It’s Complicated

The usual reason economists oppose monopolies is that when a business effectively dominates a particular market, it is able to raise prices. A monopoly has effectively eliminated the competition that keeps prices low. The higher prices harm consumers, and allow the company to rake in more profit than it would otherwise be able to generate.

One of the criticisms of the current administration (a criticism that tends to get lost among the mountain of others) is that enforcement of anti-trust laws has been somewhere between lax and non-existent.

Despite their almost-universal support for vigorous anti-trust enforcement, however, few economists identified a relationship between monopolies and the growth of  inequality. As a post from Inequality.org informs us, that may change.

Andrew Leigh is both a member of the Australian Parliament and an economist, and his recent research is making waves.

Working with a team of Australian, Canadian, and American analysts, he’s been studying how much the prices corporate monopolies charge impact inequality.

The conventional wisdom has a simple answer: not much. Yes, the reasoning goes, prices do go up when a few large corporations start to dominate an economic sector. But those same higher prices translate into higher returns for corporate shareholders.

Thanks to 401(k)s and the like, the argument continues, the ranks of these corporate shareholders include millions of average families. So we end up with a wash. As consumers, families pay more in prices. As shareholders, they pocket higher dividends.

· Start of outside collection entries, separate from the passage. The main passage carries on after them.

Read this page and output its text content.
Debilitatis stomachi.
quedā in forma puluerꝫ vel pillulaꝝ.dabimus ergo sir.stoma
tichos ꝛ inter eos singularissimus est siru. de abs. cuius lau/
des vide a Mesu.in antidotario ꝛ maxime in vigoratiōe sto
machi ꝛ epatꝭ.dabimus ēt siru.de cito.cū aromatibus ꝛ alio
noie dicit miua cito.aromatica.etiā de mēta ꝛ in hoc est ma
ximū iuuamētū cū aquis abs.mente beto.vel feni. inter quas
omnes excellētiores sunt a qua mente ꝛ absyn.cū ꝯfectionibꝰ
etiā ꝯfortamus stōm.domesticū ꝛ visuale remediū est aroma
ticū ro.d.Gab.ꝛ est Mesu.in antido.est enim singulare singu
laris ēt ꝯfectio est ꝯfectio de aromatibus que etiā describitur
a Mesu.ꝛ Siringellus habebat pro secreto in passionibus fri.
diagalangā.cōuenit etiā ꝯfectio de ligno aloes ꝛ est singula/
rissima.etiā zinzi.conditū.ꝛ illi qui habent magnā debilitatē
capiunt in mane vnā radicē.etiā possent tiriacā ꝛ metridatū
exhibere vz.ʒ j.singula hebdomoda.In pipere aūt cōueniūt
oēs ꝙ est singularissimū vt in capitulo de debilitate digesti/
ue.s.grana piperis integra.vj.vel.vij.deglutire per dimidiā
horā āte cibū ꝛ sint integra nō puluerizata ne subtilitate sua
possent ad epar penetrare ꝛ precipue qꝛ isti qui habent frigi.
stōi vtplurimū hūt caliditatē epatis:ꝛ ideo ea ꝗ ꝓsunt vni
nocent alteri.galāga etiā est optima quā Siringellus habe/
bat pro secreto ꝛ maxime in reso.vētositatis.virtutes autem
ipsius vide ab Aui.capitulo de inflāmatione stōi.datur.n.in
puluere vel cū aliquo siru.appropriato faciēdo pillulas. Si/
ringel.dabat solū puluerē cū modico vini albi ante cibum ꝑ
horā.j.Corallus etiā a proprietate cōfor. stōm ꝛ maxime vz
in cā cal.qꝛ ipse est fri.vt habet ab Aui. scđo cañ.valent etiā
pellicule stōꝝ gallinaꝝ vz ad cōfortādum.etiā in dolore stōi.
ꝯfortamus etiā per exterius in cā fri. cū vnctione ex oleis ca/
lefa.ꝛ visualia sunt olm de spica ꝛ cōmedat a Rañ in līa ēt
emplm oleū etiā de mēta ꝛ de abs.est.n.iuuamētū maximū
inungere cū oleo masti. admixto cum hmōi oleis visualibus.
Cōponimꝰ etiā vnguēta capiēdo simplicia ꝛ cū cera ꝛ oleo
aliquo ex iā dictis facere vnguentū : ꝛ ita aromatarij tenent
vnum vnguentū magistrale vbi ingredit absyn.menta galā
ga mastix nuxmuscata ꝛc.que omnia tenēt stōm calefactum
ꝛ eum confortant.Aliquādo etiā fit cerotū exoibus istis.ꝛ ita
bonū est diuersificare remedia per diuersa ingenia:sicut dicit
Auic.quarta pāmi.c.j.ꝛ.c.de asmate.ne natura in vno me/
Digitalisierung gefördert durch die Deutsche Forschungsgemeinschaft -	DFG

But this nonchalance about the impact of monopolies, Andrew Leigh and his colleagues counter, obscures “the relative distribution of consumption and corporate equity ownership.” Average families do hold some shares of stock, but not many. In the United States, for instance, the most affluent 20 percent of households own 13 times more stock than the bottom 60 percent.

In other words, when prices rise, low- and middle-class families pay and wealthy families profit. According to Leigh and his fellow researchers, this redistribution from the less affluent to the wealthy via corporate concentration has shifted 3 percent of national income out of the pockets of poor and middle-class families and into the wallets of the affluent.

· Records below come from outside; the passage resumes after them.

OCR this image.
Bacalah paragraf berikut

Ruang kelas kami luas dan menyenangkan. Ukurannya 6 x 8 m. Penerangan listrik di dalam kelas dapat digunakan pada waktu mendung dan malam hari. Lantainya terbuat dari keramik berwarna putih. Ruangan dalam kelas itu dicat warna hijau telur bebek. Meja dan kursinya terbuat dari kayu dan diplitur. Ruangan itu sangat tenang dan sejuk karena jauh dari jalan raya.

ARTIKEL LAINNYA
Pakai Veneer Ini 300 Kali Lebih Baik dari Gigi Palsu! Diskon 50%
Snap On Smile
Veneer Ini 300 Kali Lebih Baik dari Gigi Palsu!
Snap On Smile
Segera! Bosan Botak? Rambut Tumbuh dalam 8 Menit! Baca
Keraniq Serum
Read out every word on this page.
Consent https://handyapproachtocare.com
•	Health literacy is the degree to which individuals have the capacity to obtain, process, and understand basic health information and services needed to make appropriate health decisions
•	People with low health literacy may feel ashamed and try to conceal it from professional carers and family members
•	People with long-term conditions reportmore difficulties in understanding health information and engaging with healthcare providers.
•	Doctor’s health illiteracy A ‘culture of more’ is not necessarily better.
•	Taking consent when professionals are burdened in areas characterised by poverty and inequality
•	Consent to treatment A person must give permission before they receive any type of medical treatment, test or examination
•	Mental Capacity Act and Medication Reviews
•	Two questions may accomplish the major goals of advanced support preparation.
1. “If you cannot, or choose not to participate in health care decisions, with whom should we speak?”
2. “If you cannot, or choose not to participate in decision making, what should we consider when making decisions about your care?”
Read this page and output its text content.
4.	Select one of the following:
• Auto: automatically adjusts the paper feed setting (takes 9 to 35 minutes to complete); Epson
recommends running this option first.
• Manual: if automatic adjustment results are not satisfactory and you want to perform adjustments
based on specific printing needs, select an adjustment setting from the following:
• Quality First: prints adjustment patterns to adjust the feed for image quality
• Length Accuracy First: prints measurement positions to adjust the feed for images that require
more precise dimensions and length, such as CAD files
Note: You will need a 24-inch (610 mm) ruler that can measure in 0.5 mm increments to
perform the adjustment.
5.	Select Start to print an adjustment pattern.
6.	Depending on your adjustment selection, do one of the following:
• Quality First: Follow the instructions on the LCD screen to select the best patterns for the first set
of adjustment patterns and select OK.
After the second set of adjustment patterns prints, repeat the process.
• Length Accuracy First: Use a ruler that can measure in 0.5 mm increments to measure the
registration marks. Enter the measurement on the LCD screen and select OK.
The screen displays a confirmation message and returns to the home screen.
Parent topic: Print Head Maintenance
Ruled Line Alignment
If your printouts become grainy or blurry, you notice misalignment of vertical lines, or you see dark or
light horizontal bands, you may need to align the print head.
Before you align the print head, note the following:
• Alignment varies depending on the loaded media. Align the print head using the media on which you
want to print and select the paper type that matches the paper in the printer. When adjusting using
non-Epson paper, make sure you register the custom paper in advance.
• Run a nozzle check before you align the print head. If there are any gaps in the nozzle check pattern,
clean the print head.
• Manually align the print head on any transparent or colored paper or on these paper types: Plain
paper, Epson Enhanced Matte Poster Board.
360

The research also shows that corporations grow large because there are incentives to growth to which their executives respond.

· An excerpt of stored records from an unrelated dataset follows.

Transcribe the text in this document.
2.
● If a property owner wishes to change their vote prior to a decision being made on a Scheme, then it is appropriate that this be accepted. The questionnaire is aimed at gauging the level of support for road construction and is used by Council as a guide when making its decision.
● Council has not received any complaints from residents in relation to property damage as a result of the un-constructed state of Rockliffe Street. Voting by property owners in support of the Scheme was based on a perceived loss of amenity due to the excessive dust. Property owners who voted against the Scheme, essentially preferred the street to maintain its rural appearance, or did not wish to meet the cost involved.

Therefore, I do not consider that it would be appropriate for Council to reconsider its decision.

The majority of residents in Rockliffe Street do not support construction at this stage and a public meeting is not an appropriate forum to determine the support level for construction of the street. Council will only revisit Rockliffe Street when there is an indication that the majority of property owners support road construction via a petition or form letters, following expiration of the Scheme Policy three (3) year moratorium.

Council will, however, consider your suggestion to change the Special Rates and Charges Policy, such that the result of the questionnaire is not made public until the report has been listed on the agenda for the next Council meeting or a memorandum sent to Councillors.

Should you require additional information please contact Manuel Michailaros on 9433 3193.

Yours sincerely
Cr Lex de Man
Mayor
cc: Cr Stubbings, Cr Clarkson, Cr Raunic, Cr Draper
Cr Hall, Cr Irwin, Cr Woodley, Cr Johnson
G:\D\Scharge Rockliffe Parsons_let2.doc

Indeed, firm size determines how much executives make more than any other factor, as research has shown repeatedly over the years. Executives don’t have to “perform”— make their enterprises more efficient and effective — to make bigger bucks. They just to need to make their enterprises bigger.

Executives, in short, have a powerful incentive to grow their companies, and that powerful incentive, as the latest research from Andrew Leigh and his colleagues shows, isn’t just making these executives richer. It’s leaving our societies much more unequal.

An obvious lesson from this research is that we need much more robust anti-trust enforcement. Another remedy, just now being tried, is a requirement that corporations publish the  pay ratio between their CEOs and their workers. (Portland, Oregon imposes an “inequality tax” on companies reporting too wide a disparity.)

Evidently, size does matter–at least, in corporate America.